Led by a former student with a wealth of gardening experience, teenagers and staff at Blackpool Sixth Form planted fruit, vegetables and flowers on campus.

Alan Hulme, who now works for Grow Blackpool, attended the sixth form on Blackpool Old Road before training at the Royal Botanical Gardens.

Students and staff took part in the event, which was run by the college’s Sustainability and Eco Action groups.

It was organised with the help of the scheme, Grow Blackpool, which helps residents grow their own food.

Mr Hulme, manager of Grow Blackpool, said: “It was great to meet some of the Eco Action group and get started on growing herbs and vegetables.”

Volunteers took on the freezing weather to plant seeds in the Sixth Form’s new polytunnel greenhouse, sowing herbs such as coriander, parsley and fennel, and salad crops and leeks.

Kirstie Andrews, a pupil from Marton, said: “I’m really looking forward to learning how to grow my own vegetables.”

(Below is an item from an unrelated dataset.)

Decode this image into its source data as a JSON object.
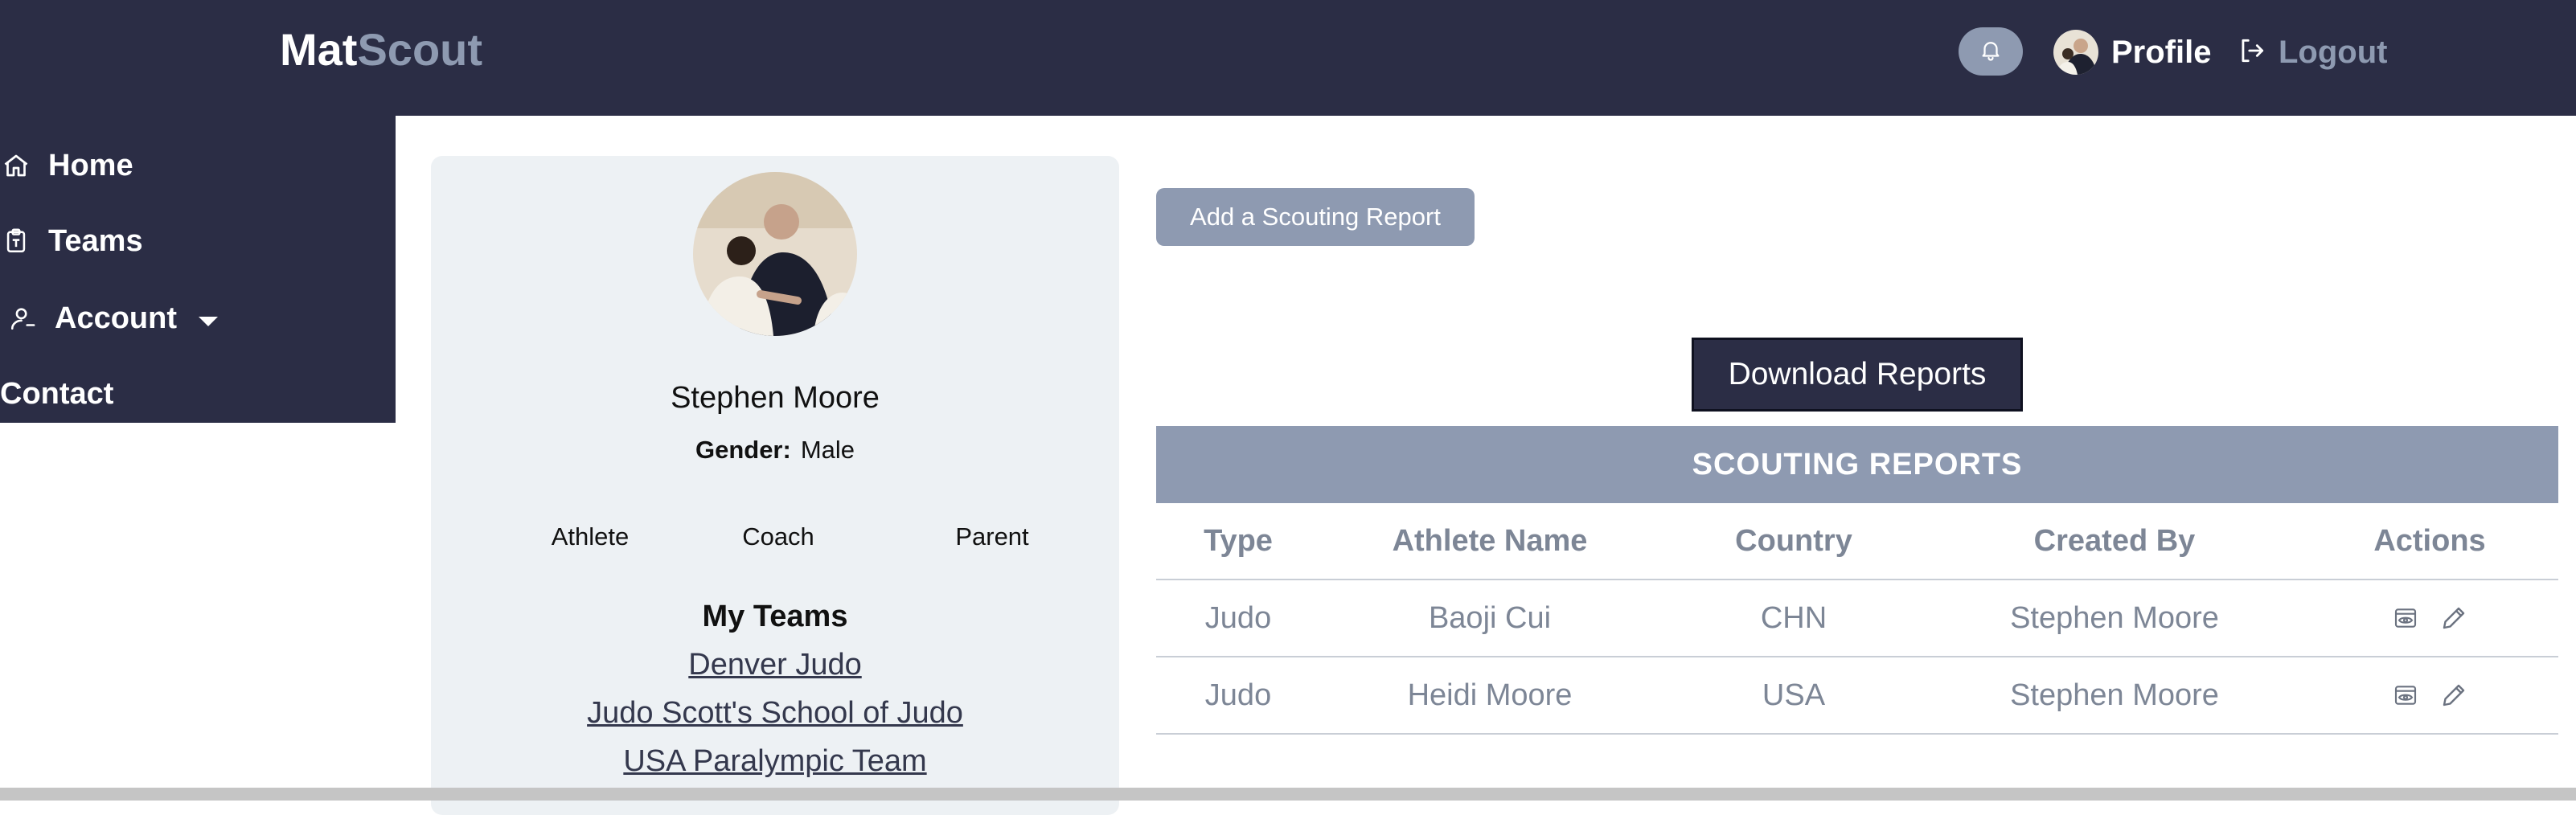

Students were also shown how to make environmentally friendly plant pots out of old newspapers.

The college was recently awarded the Eco Schools Green Flag for its environmental work.

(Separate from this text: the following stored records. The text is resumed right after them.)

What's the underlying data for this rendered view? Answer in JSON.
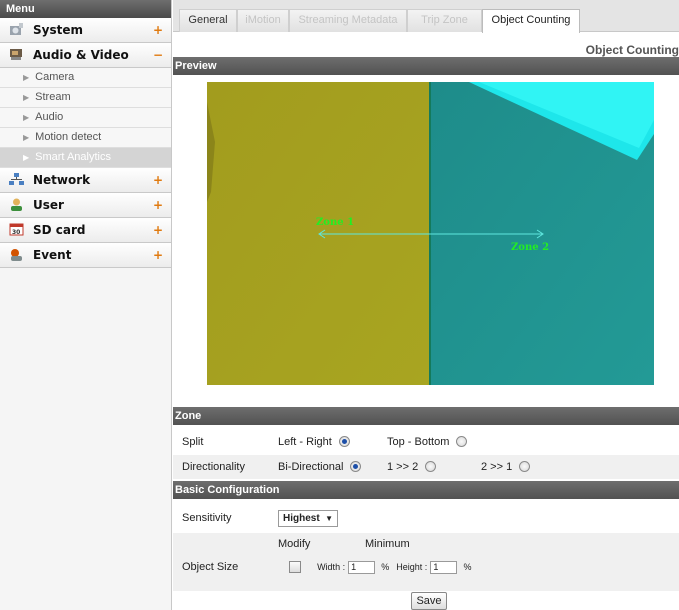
{
  "menu": {
    "title": "Menu",
    "categories": [
      {
        "label": "System",
        "sign": "+",
        "icon": "gear-icon"
      },
      {
        "label": "Audio & Video",
        "sign": "−",
        "icon": "camera-icon"
      },
      {
        "label": "Network",
        "sign": "+",
        "icon": "network-icon"
      },
      {
        "label": "User",
        "sign": "+",
        "icon": "user-icon"
      },
      {
        "label": "SD card",
        "sign": "+",
        "icon": "sd-card-icon"
      },
      {
        "label": "Event",
        "sign": "+",
        "icon": "event-icon"
      }
    ],
    "av_items": [
      "Camera",
      "Stream",
      "Audio",
      "Motion detect",
      "Smart Analytics"
    ],
    "arrow": "▶"
  },
  "tabs": [
    "General",
    "iMotion",
    "Streaming Metadata",
    "Trip Zone",
    "Object Counting"
  ],
  "page_title": "Object Counting",
  "preview": {
    "header": "Preview",
    "zone1_label": "Zone 1",
    "zone2_label": "Zone 2"
  },
  "zone": {
    "header": "Zone",
    "split_label": "Split",
    "split_options": [
      "Left - Right",
      "Top - Bottom"
    ],
    "direction_label": "Directionality",
    "direction_options": [
      "Bi-Directional",
      "1 >> 2",
      "2 >> 1"
    ]
  },
  "basic": {
    "header": "Basic Configuration",
    "sensitivity_label": "Sensitivity",
    "sensitivity_value": "Highest",
    "modify_label": "Modify",
    "minimum_label": "Minimum",
    "object_size_label": "Object Size",
    "width_label": "Width :",
    "width_value": "1",
    "height_label": "Height :",
    "height_value": "1",
    "percent": "%"
  },
  "save_label": "Save",
  "colors": {
    "accent_sign": "#e07a10",
    "left_zone": "#a39e1e",
    "right_zone": "#1f9090",
    "zone_label": "#22ee22",
    "line": "#5fe7df"
  }
}
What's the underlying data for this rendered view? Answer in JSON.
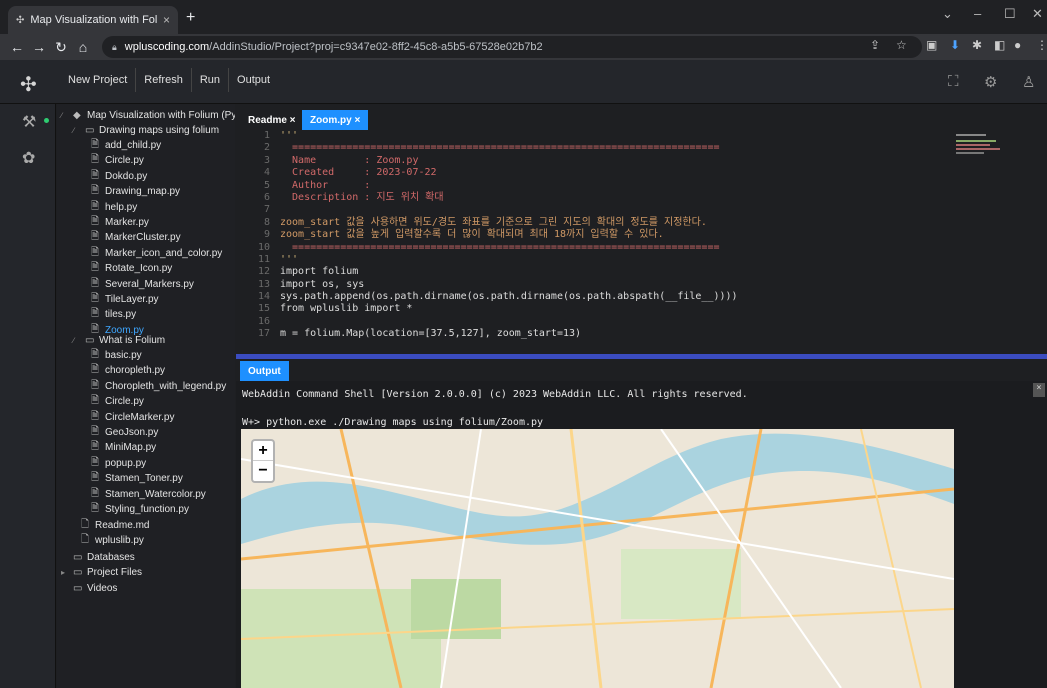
{
  "browser": {
    "tab_title": "Map Visualization with Folium (P",
    "url_host": "wpluscoding.com",
    "url_path": "/AddinStudio/Project?proj=c9347e02-8ff2-45c8-a5b5-67528e02b7b2"
  },
  "header": {
    "menu": [
      "New Project",
      "Refresh",
      "Run",
      "Output"
    ]
  },
  "tree": {
    "root": "Map Visualization with Folium (Pyt",
    "folder1": "Drawing maps using folium",
    "folder1_files": [
      "add_child.py",
      "Circle.py",
      "Dokdo.py",
      "Drawing_map.py",
      "help.py",
      "Marker.py",
      "MarkerCluster.py",
      "Marker_icon_and_color.py",
      "Rotate_Icon.py",
      "Several_Markers.py",
      "TileLayer.py",
      "tiles.py",
      "Zoom.py"
    ],
    "folder2": "What is Folium",
    "folder2_files": [
      "basic.py",
      "choropleth.py",
      "Choropleth_with_legend.py",
      "Circle.py",
      "CircleMarker.py",
      "GeoJson.py",
      "MiniMap.py",
      "popup.py",
      "Stamen_Toner.py",
      "Stamen_Watercolor.py",
      "Styling_function.py"
    ],
    "root_files": [
      "Readme.md",
      "wpluslib.py"
    ],
    "top_folders": [
      "Databases",
      "Project Files",
      "Videos"
    ]
  },
  "editor": {
    "tabs": [
      "Readme ×",
      "Zoom.py ×"
    ],
    "line_numbers": [
      "1",
      "2",
      "3",
      "4",
      "5",
      "6",
      "7",
      "8",
      "9",
      "10",
      "11",
      "12",
      "13",
      "14",
      "15",
      "16",
      "17"
    ],
    "lines": [
      "'''",
      "  =======================================================================",
      "  Name        : Zoom.py",
      "  Created     : 2023-07-22",
      "  Author      :",
      "  Description : 지도 위치 확대",
      "",
      "zoom_start 값을 사용하면 위도/경도 좌표를 기준으로 그린 지도의 확대의 정도를 지정한다.",
      "zoom_start 값을 높게 입력할수록 더 많이 확대되며 최대 18까지 입력할 수 있다.",
      "  =======================================================================",
      "'''",
      "import folium",
      "import os, sys",
      "sys.path.append(os.path.dirname(os.path.dirname(os.path.abspath(__file__))))",
      "from wpluslib import *",
      "",
      "m = folium.Map(location=[37.5,127], zoom_start=13)"
    ]
  },
  "output": {
    "tab": "Output",
    "banner": "WebAddin Command Shell [Version 2.0.0.0] (c) 2023 WebAddin LLC. All rights reserved.",
    "command": "W+> python.exe ./Drawing maps using folium/Zoom.py"
  },
  "map": {
    "zoom_in": "+",
    "zoom_out": "−"
  }
}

Students involved in the Eco Action group have been helping out in the community, carrying out park maintenance and planting trees at Carleton Crematorium.

The group plans to eat some of their crop and sell the rest to raise funds for future projects.

Jon McLeod, Eco Schools Co-ordinator at the Sixth Form, said: “It’s so good to see students doing something which is quite new to most of them.

“They are learning practical skills which they will be able to use throughout their lives.

“We are also delighted that staff are showing such an interest in the project.”